Потом болезнь вновь брала верх, унося Робин в миражи лихорадки и горячечного бреда. Так проходили дни и ночи. Мунго потерял счет времени. Иногда он внезапно просыпался — на часах за полночь, возле кровати на стуле спит Лиззи или Вики. Преодолевая усталость, Мунго вставал и заставлял Робин немного попить.
— Пей! — шептал он. — Пей, или умрешь.
Однажды Мунго проснулся на рассвете и увидел стоящего рядом Роберта. Едва отец открыл глаза, мальчик метнулся прочь. Сент-Джон окликнул сына, и Робин яростно прошипела:
— Ты никогда его не получишь! Никогда!
В полдень, когда бледная Робин лежала, отдыхая между приступами лихорадки, Мунго порой удавалось поспать пару часов в дальнем конце веранды, пока не разбудят Джуба или близнецы со словами: «Опять началось!»
Тогда он поспешно возвращался к постели больной, уговаривая ее не впадать в беспамятство и заставляя продолжать борьбу за жизнь.

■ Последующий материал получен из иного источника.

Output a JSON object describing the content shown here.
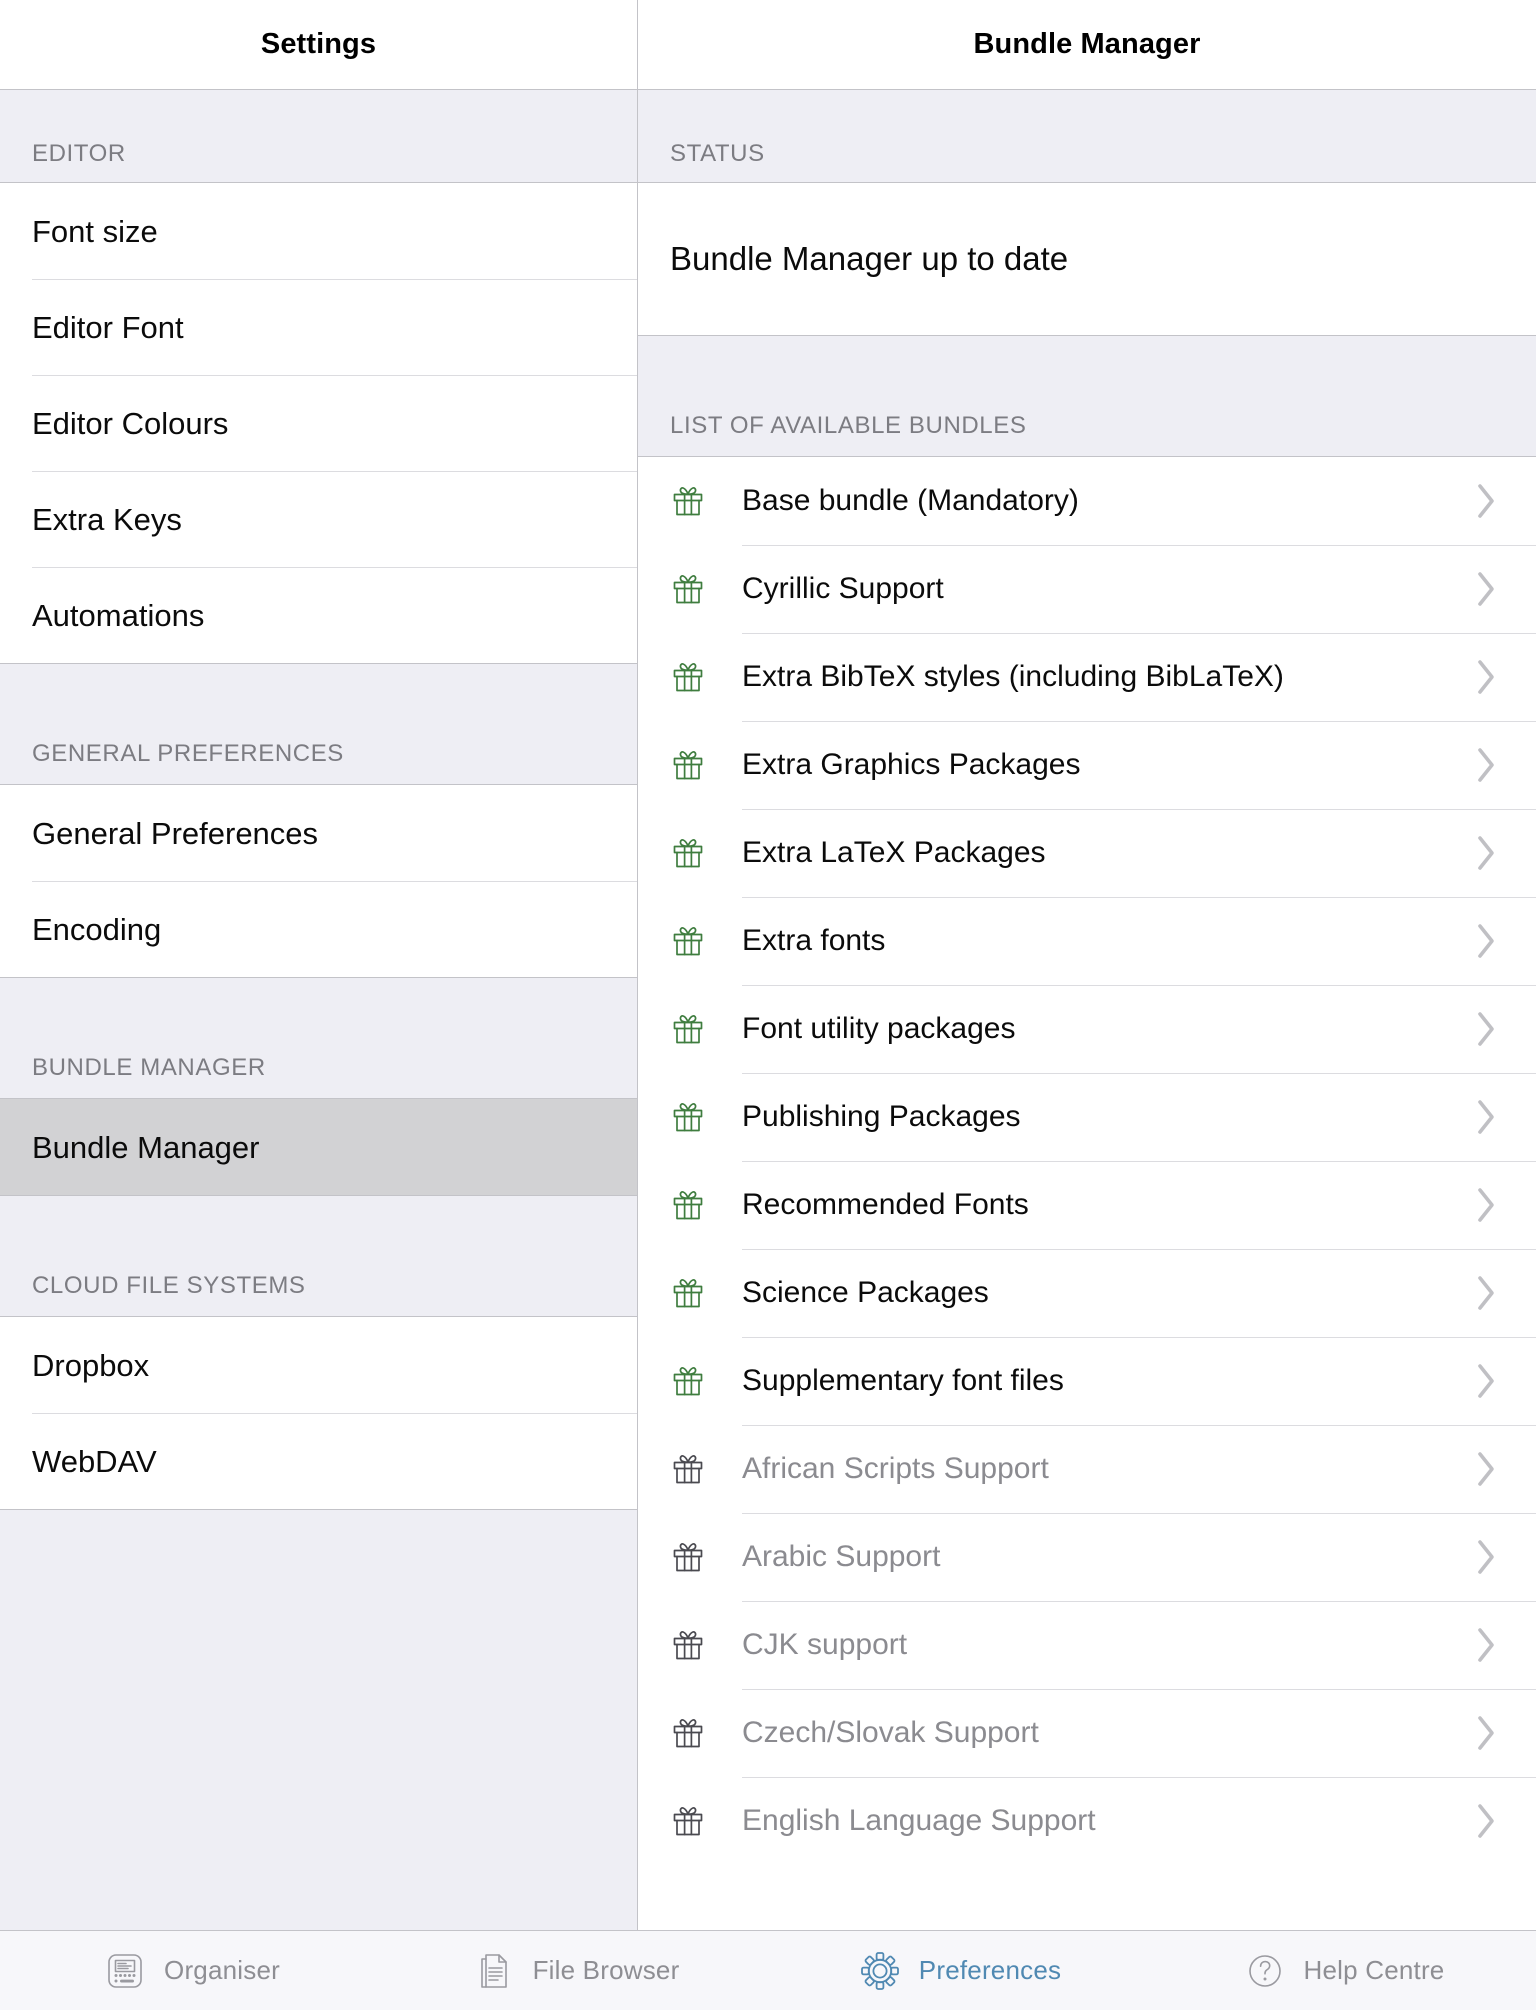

Сидя у постели Робин, измотанный и осунувшийся Мунго иногда сам себе удивлялся. В его жизни были десятки женщин, причем гораздо красивее этой. Он прекрасно сознавал, что обладает странной способностью покорять любую женщину, но почему-то выбрал именно эту — ту, которая никогда не будет ему принадлежать. Ту, которая ненавидела его так же яростно, как и любила; ту, которая зачала от него сына в порыве безумной страсти, а теперь решительно не подпускала отца к ребенку. Робин потребовала, чтобы Мунго женился на ней, и в то же время категорически отказалась исполнять супружеские обязанности и вообще не терпела присутствия мужа, разве что когда была слишком слаба, чтобы отбиваться, и в тех редких случаях, когда похоть оказывалась сильнее отвращения и укоров совести.